As you might expect by now from the new gTLD program, the summit’s organization wasn’t particularly timely or well-communicated, leaving parts of the community fuming.

The meeting was demanded by registries and registrars at the Prague meeting in June — they want a chance for their technical guys to get into the nitty-gritty of the TMCH implmentation.

But confirmation that it’s actually going ahead only arrived in the last couple of days, leaving companies in the US and Asia-Pacific regions facing steep last-minute air fares or the less-ideal option of remote participation at ungodly hours.

I get the impression that the TMCH providers, which have been less than communicative with the registrars and registries they will soon be servicing, might be as much to blame as ICANN this time.

The TMCH is a repository for trademark data that new gTLD registries will be obliged to use in their sunrise and immediate post-launch periods.

While the policy argument has ostensibly been settled, many technical details that still need to be ironed out could have huge implications.

For example, if the registration process flow requires live queries to the TMCH, downtime could be devastating for registries if, as is expected, several gTLDs wind up launching simultaneously.

And if the TMCH protocols prove to be too complex and costly for registrars to implement, many may not bother, potentially leading to a bunch of damp squib gTLD launches.

So it’s important stuff. DI may even be in attendance, hotel prices and/or Belgian vagrancy laws permitting.

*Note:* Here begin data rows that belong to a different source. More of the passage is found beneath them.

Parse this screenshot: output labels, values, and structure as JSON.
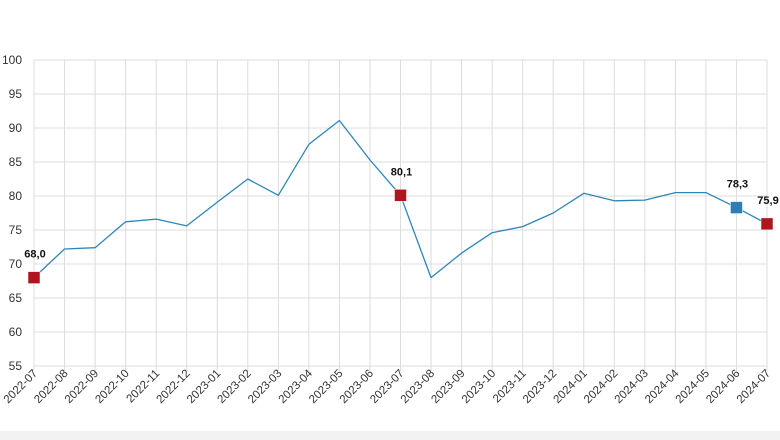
{
  "chart_data": {
    "type": "line",
    "title": "",
    "xlabel": "",
    "ylabel": "",
    "ylim": [
      55,
      100
    ],
    "yticks": [
      55,
      60,
      65,
      70,
      75,
      80,
      85,
      90,
      95,
      100
    ],
    "grid": true,
    "legend": "none",
    "categories": [
      "2022-07",
      "2022-08",
      "2022-09",
      "2022-10",
      "2022-11",
      "2022-12",
      "2023-01",
      "2023-02",
      "2023-03",
      "2023-04",
      "2023-05",
      "2023-06",
      "2023-07",
      "2023-08",
      "2023-09",
      "2023-10",
      "2023-11",
      "2023-12",
      "2024-01",
      "2024-02",
      "2024-03",
      "2024-04",
      "2024-05",
      "2024-06",
      "2024-07"
    ],
    "series": [
      {
        "color": "#2e86b8",
        "values": [
          68.0,
          72.2,
          72.4,
          76.2,
          76.6,
          75.6,
          79.1,
          82.5,
          80.1,
          87.6,
          91.1,
          85.3,
          80.1,
          68.0,
          71.6,
          74.6,
          75.5,
          77.5,
          80.4,
          79.3,
          79.4,
          80.5,
          80.5,
          78.3,
          75.9
        ]
      }
    ],
    "markers": [
      {
        "index": 0,
        "label": "68,0",
        "color": "#b0141c"
      },
      {
        "index": 12,
        "label": "80,1",
        "color": "#b0141c"
      },
      {
        "index": 23,
        "label": "78,3",
        "color": "#2e7db5"
      },
      {
        "index": 24,
        "label": "75,9",
        "color": "#b0141c"
      }
    ]
  }
}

ICANN shuts down new gTLD portal after finding more security bugs

ICANN has closed down part of its new generic top-level domain portal after finding “potential vulnerabilities” that put “confidential applicant information” at risk.

The shutdown — which has been going on for at least 30 hours — affects the Customer Service and Knowledge Base parts of the site, but ICANN said it is so far not aware of any attacks against the system.

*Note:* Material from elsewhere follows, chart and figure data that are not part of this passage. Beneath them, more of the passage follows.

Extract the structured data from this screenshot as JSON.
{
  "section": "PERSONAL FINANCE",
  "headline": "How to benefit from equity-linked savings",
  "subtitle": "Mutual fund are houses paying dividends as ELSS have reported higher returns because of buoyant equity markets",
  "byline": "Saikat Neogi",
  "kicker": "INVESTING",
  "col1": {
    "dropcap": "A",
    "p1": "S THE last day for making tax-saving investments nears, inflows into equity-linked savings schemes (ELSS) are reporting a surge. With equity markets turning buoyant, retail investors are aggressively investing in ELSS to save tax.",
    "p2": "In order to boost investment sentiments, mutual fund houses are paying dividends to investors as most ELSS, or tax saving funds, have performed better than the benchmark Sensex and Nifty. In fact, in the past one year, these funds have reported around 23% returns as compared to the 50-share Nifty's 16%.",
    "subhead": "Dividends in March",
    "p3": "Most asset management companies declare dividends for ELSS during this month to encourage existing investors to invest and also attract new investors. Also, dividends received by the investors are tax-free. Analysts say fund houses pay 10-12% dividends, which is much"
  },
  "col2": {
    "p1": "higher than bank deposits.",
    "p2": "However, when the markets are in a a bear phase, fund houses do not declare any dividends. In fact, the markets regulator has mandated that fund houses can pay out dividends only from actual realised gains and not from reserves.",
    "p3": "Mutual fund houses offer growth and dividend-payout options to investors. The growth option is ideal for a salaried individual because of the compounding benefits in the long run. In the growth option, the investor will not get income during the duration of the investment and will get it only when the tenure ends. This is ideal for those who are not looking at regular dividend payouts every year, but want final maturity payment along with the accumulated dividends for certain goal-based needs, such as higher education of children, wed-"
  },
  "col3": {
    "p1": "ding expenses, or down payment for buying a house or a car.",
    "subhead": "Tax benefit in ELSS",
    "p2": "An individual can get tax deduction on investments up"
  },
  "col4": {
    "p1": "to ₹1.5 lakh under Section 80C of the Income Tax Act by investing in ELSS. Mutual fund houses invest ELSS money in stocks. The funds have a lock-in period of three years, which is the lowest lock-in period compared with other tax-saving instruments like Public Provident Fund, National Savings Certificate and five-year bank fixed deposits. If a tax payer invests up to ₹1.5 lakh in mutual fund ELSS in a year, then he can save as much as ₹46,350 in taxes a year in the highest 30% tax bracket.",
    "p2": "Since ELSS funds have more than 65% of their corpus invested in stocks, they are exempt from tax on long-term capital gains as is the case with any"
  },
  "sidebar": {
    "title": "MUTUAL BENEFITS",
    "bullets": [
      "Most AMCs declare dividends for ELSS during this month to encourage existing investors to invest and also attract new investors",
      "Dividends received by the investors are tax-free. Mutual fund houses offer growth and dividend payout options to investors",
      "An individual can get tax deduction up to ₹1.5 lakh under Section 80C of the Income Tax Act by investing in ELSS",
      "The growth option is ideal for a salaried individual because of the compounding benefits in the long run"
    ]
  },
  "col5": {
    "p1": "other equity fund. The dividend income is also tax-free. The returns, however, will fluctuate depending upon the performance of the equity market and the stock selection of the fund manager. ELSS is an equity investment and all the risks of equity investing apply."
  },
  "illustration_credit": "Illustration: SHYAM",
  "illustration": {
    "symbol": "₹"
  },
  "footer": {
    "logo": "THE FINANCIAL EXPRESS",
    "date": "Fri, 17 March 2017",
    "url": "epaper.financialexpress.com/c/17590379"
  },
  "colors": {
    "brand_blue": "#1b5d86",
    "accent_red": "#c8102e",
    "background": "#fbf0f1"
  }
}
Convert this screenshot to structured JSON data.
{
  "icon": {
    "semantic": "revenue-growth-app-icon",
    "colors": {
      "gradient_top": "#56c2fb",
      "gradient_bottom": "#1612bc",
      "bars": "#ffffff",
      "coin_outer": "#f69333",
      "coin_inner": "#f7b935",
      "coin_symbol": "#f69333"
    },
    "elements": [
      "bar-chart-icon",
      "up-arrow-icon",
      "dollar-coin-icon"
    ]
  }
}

While it’s waiting for a patch, ICANN has decided to move the affected areas behind the unpopular Citrix remote terminal software used previously in the TLD Application System.

This notice was posted on the site:

ICANN performs ongoing monitoring and analysis of our systems, including the Customer Service system. As part of this work, we recently identified potential vulnerabilities in the system used for Customer Service and the Knowledge Base (containing new gTLD articles and information).

Patches are being provided to ICANN to address these issues.

In the mean time, given that use of the Customer Service system was recently expanded, and now includes confidential applicant information, the decision was taken to move the system behind Citrix. This will provide for additional security for applicant information.

We are now testing the installation. This should be completed in the next few days. This decision is a proactive measure. There have been no known compromises to the data, attacks or other actions by third parties (other than our own analysis).

Off the top of my head — and I may be under-counting — this is the fifth significant technical glitch to hit the new gTLD program since April.

There was the notorious TAS bug, which took the system offline entirely for six weeks while ICANN fixed a data leakage vulnerability and upgraded its system capacity.

There was the Reveal Day screw-up, during which Arab community members noticed that all the applied-for Arabic gTLDs were broadcast back-to-front in a presentation.

Then ICANN accidentally published the home addresses of many applicants’ officers and directors, something it had promised not to do. This was probably human error and it has since apologized.

Then the “digital archery” batching system was yanked, after it emerged that TAS performance still wasn’t up to the task and that the scoring results were unreliable.

Former new gTLD program director Michael Salazar resigned a month ago; it is widely believed that he was taking the fall for the gTLD system bugs to that point.

While the latest bug appears — so far — to have not compromised any data, some applicants have nevertheless been frustrated by the fact that the customer service portal has been offline for over a day.